Una striscia di terra tra Nigeria e Togo affacciata sul golfo di Guinea. Un tempo era Dahomey, regno sanguinario e religiosità fatta di riti ancestrali, divinità come il pitone e culla del voodoo; terra che ha vissuto il dramma della schiavitù, di uomini e donne costretti in catene a percorrere le strade di Ouidha, e attraversare la porta del non ritorno. Terra in cui il cristianesimo è giunto 150 anni fa con i primi missionari. Colonia francese fino al 1960, teatro di colpi di Stato, undici presidenti, cinque Costituzioni fino all’avvento, sempre con un putsch, di Mathieu Kérékou, il “camaleonte” come veniva chiamato per la sua capacità di adattamento: instaura un regime marxista e resterà al potere dal 1972 al 1990. Anno in cui inizia la transizione democratica, che vede coinvolto l’arcivescovo di Cotonou, Isidore de Souza: avrà un ruolo “politico” come presidente della Conferenza nazionale, chiamata a salvare il Paese dal baratro della guerra civile e della crisi certo politica, ma soprattutto economica e finanziaria in cui si trovava il Benin e a traghettare il Paese verso la democrazia.
È a questo Paese con la sua democrazia certo non perfetta, ma punto di riferimento nel tormentato panorama africano, con la sua capacità di far convivere realtà differenti, religioni ancestrali e cristianesimo, etnie e gruppi diversi, che Benedetto XVI si è rivolto nel suo secondo viaggio in Africa. L’occasione, la consegna dell’Esortazione post sinodale Africae munus, cioè l’impegno dell’Africa. È un Papa che parla all’intero continente, con le sue contraddizioni e con le sue grandi potenzialità. Parla di una fede che ha il volto di Cristo, «giudice ultimo della nostra vita». E che, a sua volta, ha voluto prendere il volto «di quanti hanno fame e sete, degli stranieri, di quanti sono nudi, malati o prigionieri, di tutte le persone che soffrono o sono messe da parte». Noi, a nostra volta, saremo giudicati dal comportamento che avremo nei loro confronti e, dunque, «nei confronti di Gesù stesso».
Il Papa celebra la messa nello stadio dell’amicizia di Cotonou sotto un sole caldissimo, liturgia che vive dei canti, della gioia e dei ritmi tipici di queste latitudini. Dice: «Il figlio di Dio è diventato uomo, ha condiviso la nostra esistenza, sino nei dettagli più concreti, facendosi il servo del più piccolo dei suoi fratelli». Un re «sconcertante» perché, afferma Benedetto XVI, noi siamo abituati ai segni della regalità «nel successo, nella potenza, nel denaro o nel potere» e «facciamo fatica ad accettare un re il cui trono è una croce».

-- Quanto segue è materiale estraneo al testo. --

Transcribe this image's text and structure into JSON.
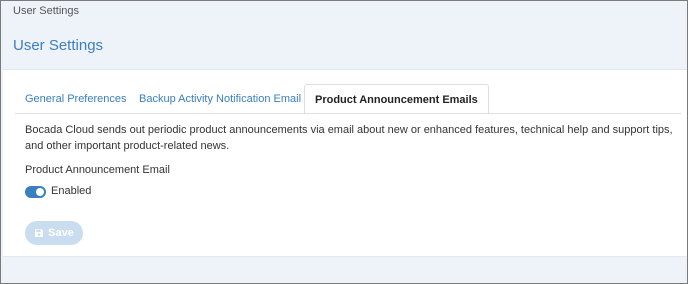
{
  "breadcrumb": "User Settings",
  "page_title": "User Settings",
  "tabs": [
    {
      "label": "General Preferences",
      "active": false
    },
    {
      "label": "Backup Activity Notification Email",
      "active": false
    },
    {
      "label": "Product Announcement Emails",
      "active": true
    }
  ],
  "content": {
    "description": "Bocada Cloud sends out periodic product announcements via email about new or enhanced features, technical help and support tips, and other important product-related news.",
    "field_label": "Product Announcement Email",
    "toggle_state": "on",
    "toggle_label": "Enabled",
    "save_label": "Save",
    "save_icon": "floppy-disk-icon"
  },
  "colors": {
    "accent": "#3a7fc1",
    "background": "#eef3fa",
    "save_disabled": "#c9dcf0"
  }
}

Ed ecco la diversità che il Papa esalta: «Regnare è servire»; è essere attenti al grido del povero, del debole, dell’emarginato. Nel mondo, molti sono coloro la cui fede è debole, e «la cui mentalità, le abitudini, il modo di vivere ignorano la realtà del Vangelo»0, e pensano che la realtà ultima, lo scopo ultimo della vita umana sia «la ricerca di un benessere egoista, del guadagno facile o del potere».

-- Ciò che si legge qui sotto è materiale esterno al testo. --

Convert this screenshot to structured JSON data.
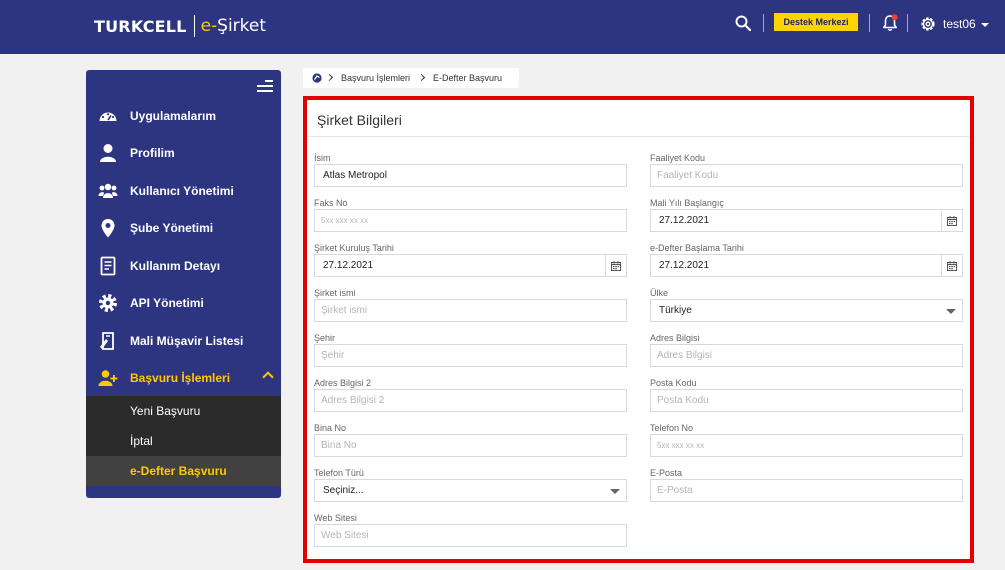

Cosa ci dice, dunque, il Papa in questa domenica trascorsa lontano dal Vaticano, in una terra che più volte ha chiamato continente della speranza? Ci parla di una fede che sconvolge gli equilibri umani, di un giudizio finale che si gioca nella serietà della vita presente, di un Cristo che ci libera da questo vecchio mondo, «vincitore di tutte le nostre paure, di ogni miseria»; paure «che ci tengono prigionieri e ci impediscono di vivere liberi e lieti». E che ci fa entrare «in un mondo nuovo, un mondo in cui la giustizia e la verità non sono una parodia; un mondo di libertà interiore e di pace con noi stessi, con gli altri e con Dio».

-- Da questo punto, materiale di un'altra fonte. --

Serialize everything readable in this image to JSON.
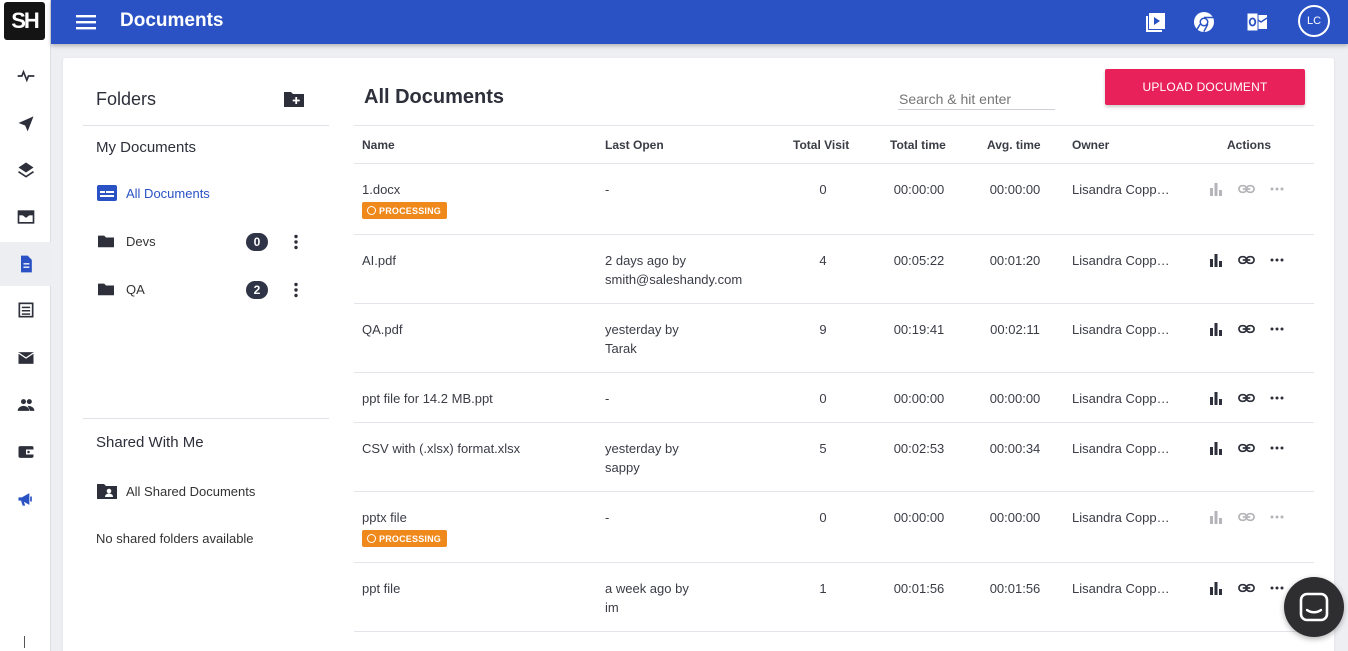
{
  "app": {
    "logo_text": "SH",
    "title": "Documents",
    "user_initials": "LC",
    "accent": "#2a52c4",
    "cta_color": "#e8215a"
  },
  "rail": {
    "icons": [
      "activity-icon",
      "send-icon",
      "layers-icon",
      "inbox-icon",
      "document-icon",
      "list-icon",
      "mail-icon",
      "people-icon",
      "wallet-icon",
      "megaphone-icon"
    ],
    "active": "document-icon"
  },
  "topbar": {
    "icons": [
      "video-tutorial-icon",
      "chrome-icon",
      "outlook-icon"
    ]
  },
  "folders": {
    "title": "Folders",
    "my_documents_label": "My Documents",
    "all_documents_label": "All Documents",
    "items": [
      {
        "label": "Devs",
        "count": "0"
      },
      {
        "label": "QA",
        "count": "2"
      }
    ],
    "shared_label": "Shared With Me",
    "all_shared_label": "All Shared Documents",
    "no_shared_text": "No shared folders available"
  },
  "documents": {
    "title": "All Documents",
    "search_placeholder": "Search & hit enter",
    "upload_label": "UPLOAD DOCUMENT",
    "columns": [
      "Name",
      "Last Open",
      "Total Visit",
      "Total time",
      "Avg. time",
      "Owner",
      "Actions"
    ],
    "processing_label": "PROCESSING",
    "rows": [
      {
        "name": "1.docx",
        "last_open_1": "-",
        "last_open_2": "",
        "visits": "0",
        "total": "00:00:00",
        "avg": "00:00:00",
        "owner": "Lisandra Coppersmith",
        "processing": true
      },
      {
        "name": "AI.pdf",
        "last_open_1": "2 days ago by",
        "last_open_2": "smith@saleshandy.com",
        "visits": "4",
        "total": "00:05:22",
        "avg": "00:01:20",
        "owner": "Lisandra Coppersmith",
        "processing": false
      },
      {
        "name": "QA.pdf",
        "last_open_1": "yesterday by",
        "last_open_2": "Tarak",
        "visits": "9",
        "total": "00:19:41",
        "avg": "00:02:11",
        "owner": "Lisandra Coppersmith",
        "processing": false
      },
      {
        "name": "ppt file for 14.2 MB.ppt",
        "last_open_1": "-",
        "last_open_2": "",
        "visits": "0",
        "total": "00:00:00",
        "avg": "00:00:00",
        "owner": "Lisandra Coppersmith",
        "processing": false
      },
      {
        "name": "CSV with (.xlsx) format.xlsx",
        "last_open_1": "yesterday by",
        "last_open_2": "sappy",
        "visits": "5",
        "total": "00:02:53",
        "avg": "00:00:34",
        "owner": "Lisandra Coppersmith",
        "processing": false
      },
      {
        "name": "pptx file",
        "last_open_1": "-",
        "last_open_2": "",
        "visits": "0",
        "total": "00:00:00",
        "avg": "00:00:00",
        "owner": "Lisandra Coppersmith",
        "processing": true
      },
      {
        "name": "ppt file",
        "last_open_1": "a week ago by",
        "last_open_2": "im",
        "visits": "1",
        "total": "00:01:56",
        "avg": "00:01:56",
        "owner": "Lisandra Coppersmith",
        "processing": false
      }
    ]
  }
}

Il pensiero del Papa va quindi a «tutte le persone che soffrono, ai malati, a quanti sono colpiti dall’Aids o da altre malattie, a tutti i dimenticati della società» e li invita ad avere coraggio. Perché Gesù ha voluto prendere il volto proprio dei più piccoli, anche dei malati, «ha voluto condividere la vostra sofferenza – dice il Papa – e riconoscere in voi dei fratelli e delle sorelle, per liberarli da ogni male, da ogni sofferenza». Ogni malato, ogni povero, afferma ancora Benedetto XVI, «merita il nostro rispetto e il nostro amore, perché attraverso di lui Dio ci indica la via verso il cielo». Già, perché è proprio lui, il Cristo Re dell’Universo, che «rimuove tutto ciò che ostacola la riconciliazione, la giustizia e la pace»; mediante la croce «abbatte i muri della divisione, ci riconcilia gli uni con gli altri e con il Padre». Solo noi, afferma infine il Papa, «possiamo impedirgli di regnare su noi stessi e, di conseguenza, rendere difficile la sua signoria sulla famiglia, sulla società e sulla storia».